La Somme de ses Parties [0/4]

Cette série de 5 articles nommés « La Somme de ses Parties » trace les intentions puis les grands axes de mon Projet de Fin d’Études (PFE), conclusion de ces 5 années d’études en Architecture.

Le sujet de mon PFE a été tordu par la Mention Recherche. Il devait être un théâtre itinérant acoustiquement optimisé, c’est finalement la rénovation de bâtiments académiques du campus de La Doua où j’ai agencé trois dispositifs : un amphithéâtre déconstruit, un ersatz de bibliothèque universitaire surautomatisée et une collection de partitions participative.

Chacune de ces entités se place en prospective du travail de mémoire. Ils viennent instancier les réflexions par le média du projet d’architecture. Plus accessible que les textes, ils favorisent la projection des spectateurs en usagers, donnent une interaction avec un espace et un usage plutôt qu’avec l’idée nue. Il permet de donner à habiter des concepts lointains comme la déconstruction, des situations d’écoute nouvelles dans une utopie, une dystopie ou une potentielle réalité ; cela dépend de l’architecte qui l’interprète. Dans notre cas, il nous permet par exemple de rendre opérant l’objet conceptuel du rhizome au sein de la bibliothèque en ligatures au lieu d’être dressé en simple épouvantail conceptuel.

Le projet d’architecture peut aussi être une occasion de recherche. Je l’ai saisie en travaillant quelques mois sur l’acoustique architecturale et les moyens de concevoir de nouvelles morphologies adaptées aux visions contemporaines des espaces de performances. Sachant qu’il a fallu plusieurs années pour construire le philharmonie de Paris ou l’Elbphilarmonie, des bataillons d’architectes et d’ingénieurs à plein temps, qu’est-ce qu’un étudiant seul et dont la production demandée par les décrets est de papier peut faire ? Élaborer un seul volume théorique, une maquette — document graphique — chef d’oeuvre par exemple. Quitte à rester dans l’abstrait, j’ai préféré développer un processus nouveau pour aider à concevoir des formes plutôt qu’en développer précisément une seule au fonctionnement hypothétique.

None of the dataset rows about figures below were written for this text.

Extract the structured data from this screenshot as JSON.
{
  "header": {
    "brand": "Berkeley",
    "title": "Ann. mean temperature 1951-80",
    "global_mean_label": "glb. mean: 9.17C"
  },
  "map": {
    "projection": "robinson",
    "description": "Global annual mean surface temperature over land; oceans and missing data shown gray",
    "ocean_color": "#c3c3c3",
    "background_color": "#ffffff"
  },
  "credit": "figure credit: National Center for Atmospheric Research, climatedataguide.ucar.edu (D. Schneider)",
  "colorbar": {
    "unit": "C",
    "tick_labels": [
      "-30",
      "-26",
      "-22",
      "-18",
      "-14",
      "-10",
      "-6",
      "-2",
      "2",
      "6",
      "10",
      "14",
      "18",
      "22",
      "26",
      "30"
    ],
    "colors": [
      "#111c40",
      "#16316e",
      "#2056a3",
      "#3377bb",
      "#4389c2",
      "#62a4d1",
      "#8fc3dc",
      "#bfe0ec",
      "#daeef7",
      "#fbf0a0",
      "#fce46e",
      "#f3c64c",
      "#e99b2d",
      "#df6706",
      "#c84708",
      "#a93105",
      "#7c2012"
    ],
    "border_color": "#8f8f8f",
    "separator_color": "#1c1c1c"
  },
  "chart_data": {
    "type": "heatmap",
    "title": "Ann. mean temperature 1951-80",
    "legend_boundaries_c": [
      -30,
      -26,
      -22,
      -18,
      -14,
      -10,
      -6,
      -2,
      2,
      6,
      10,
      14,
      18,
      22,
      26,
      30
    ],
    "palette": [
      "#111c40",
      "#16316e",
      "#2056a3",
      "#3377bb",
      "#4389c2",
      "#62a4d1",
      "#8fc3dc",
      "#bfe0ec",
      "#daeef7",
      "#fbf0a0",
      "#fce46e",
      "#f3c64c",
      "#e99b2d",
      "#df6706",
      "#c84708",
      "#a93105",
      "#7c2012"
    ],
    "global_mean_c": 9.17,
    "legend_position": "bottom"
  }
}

Cela s’est soldé par la confection d’un article à paraître pour le Séminaire de Conception Architecturale Numérique (SCAN’18). Cette initiative impose de se conformer à l’écriture scientifique rigoureuse que pose la publication d’un article, le soumettre anonymement et en double aveugle à deux experts du domaine, appliquer les modifications et donner les compléments d’information qui accompagnaient leur approbation mutuelle.

Le titre de l’article est “Émergence de morphologies paramétrées pour l’acoustique des espaces de performance. Une aide à la décision issue du couplage d’un algorithme génétique et d’un système de prédiction acoustique”, il est placé en Annexe II du rapport de PFE et disponible suivant ce lien.

Le concept de classement en ligatures développé suite à mon mémoire au sein mon projet de fin d’études fera l’objet d’un article dans la revue DNArchi, courant Juillet je l’espère.

Je remercie sincèrement Eglantine Bigot-Doll qui en tant que directrice de PFE m’a accompagné des premières idées jusqu’à la présentation de ce projet, par des questions sincères et des échanges fructueux. Je remercie Hervé Lequay ainsi que l’équipe du laboratoire MAP-ARIA pour ces discussions tant architecturales qu’extrêment techniques, leur disponibilité tant pour des considération très générales que pour des détail d’écriture scientifique.
Je tiens aussi à remercier mes compagnons de table, que l’on soit à quatre ou à deux, qui ont permis ce quotidien si plaisant tout en abattant une quantité faramineuse de travail chaque semaine. Le soutien de ma famille et de mes amis.